Tuesday, February 8, 2011

Brian Jacques Dies

Children's author Brian Jacques passed away over the weekend:
A former merchant sailor whose children's books sold millions worldwide has died aged 71.

Brian Jacques' Redwall series of books were translated into 29 languages and sold 20m globally.

He first wrote the series, set in an abbey populated by animals, for children at the Royal Wavertree School for the Blind in Liverpool.

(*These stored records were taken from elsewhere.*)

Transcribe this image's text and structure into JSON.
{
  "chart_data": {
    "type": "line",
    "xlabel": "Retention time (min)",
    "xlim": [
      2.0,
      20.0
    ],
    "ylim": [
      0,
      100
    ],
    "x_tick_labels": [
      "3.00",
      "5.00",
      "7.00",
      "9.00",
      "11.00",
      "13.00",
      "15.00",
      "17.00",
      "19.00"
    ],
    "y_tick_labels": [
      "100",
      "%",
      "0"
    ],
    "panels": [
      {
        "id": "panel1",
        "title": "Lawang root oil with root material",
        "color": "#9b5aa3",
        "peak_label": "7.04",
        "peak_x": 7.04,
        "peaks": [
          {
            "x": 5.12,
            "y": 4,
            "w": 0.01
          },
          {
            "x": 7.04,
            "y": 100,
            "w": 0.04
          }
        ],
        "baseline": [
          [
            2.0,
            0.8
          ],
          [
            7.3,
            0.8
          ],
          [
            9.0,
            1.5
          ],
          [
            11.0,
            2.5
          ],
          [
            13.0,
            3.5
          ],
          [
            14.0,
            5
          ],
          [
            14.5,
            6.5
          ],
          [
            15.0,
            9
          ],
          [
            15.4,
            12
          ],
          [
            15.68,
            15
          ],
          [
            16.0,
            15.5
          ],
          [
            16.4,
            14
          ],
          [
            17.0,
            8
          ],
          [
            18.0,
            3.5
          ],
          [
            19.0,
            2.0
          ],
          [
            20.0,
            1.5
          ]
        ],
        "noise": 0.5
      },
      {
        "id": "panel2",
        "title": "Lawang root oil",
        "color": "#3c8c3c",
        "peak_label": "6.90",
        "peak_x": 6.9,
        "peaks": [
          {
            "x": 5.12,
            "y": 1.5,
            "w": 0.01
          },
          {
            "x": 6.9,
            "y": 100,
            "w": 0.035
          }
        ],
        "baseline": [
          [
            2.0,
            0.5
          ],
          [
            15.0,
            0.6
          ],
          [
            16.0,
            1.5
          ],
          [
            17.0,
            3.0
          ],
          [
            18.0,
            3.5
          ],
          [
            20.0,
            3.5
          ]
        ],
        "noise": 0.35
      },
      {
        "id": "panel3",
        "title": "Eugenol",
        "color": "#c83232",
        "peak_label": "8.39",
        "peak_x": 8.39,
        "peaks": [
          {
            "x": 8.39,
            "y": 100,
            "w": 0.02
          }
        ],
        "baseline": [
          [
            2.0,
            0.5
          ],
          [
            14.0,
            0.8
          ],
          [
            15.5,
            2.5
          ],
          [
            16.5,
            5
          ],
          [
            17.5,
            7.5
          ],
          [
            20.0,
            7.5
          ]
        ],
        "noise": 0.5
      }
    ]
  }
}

When Rachel was still in elementary school, she came home one afternoon to excitedly tell me Brian Jacques was making a personal appearance at a local bookstore. Rachel had never heard of Mr. Jacques before that afternoon - I had only a passing acquaintance of his work - but her English teacher had told her how great his books were and that if she had a chance, she ought to go see him. I was early into my stay-at-home-Dad career so we had that chance and off we went.

By the time we got to the bookstore, a small crowd had already gathered. Knowing how these things are supposed to work, I bought a volume for Mr. Jacques to autograph for Rachel and we got in the lengthy line. Things moved along quite well - we were told that for the sake of efficiency, Mr. Jacques could not personalize his autographs and because of laryngitis he wouldn't be able to speak much, if at all. Cynical Dad saw this as a ploy to keep the fans moving through the line and the purchasing of books unheeded but by the time it was our turn, Mr. Jacques was quite charming. He made a subtle show of being taken in by Rachel's fresh-faced looks and he asked her her name in a hoarse whisper (Take that cynical Dad!). He leaned close to her, repeated her name in a low growl, rolling his r's and dragging out the last syllable in his Liverpudlian accent. Rachel smiled, he smiled back, signed, her book, and gave her a nod, his eyes twinkling. Rachel was enraptured, even though until a few hours before, she had no idea who this man was. And it didn't hurt that he looked a whole lot like Grandpop Pete:

Rachel has never been the most rabid reader in the world and I don't think she ever got past the volume we bought that day but Mr. Jacques gave her, and me, a warm memory of an afternoon with an author who took just a few seconds from his book tour to acknowledge a new fan. I thank him for it.

Flash forward to a few years later and Emily became of reading age. She picked up the volume from that afternoon and was instantly hooked. And, as is her habit, once she gets her reading meathooks into a series, she has to read them all, and in order. And so began a literary love affair for Emily as she marched her way from one end of Mr. Jacques ouvre to another. I remembered the time when books enraptured me, when I could get lost in their worlds and not become overly aware of what the author was trying to do. Mr. Jacques gave Emily quite a reading experience and I thank him for that, too.

In this digital world, it's rare that good writers come along and create a body of work that will last. Though I've never read any of his books, from personal experience and reports from the field, he managed to do just that.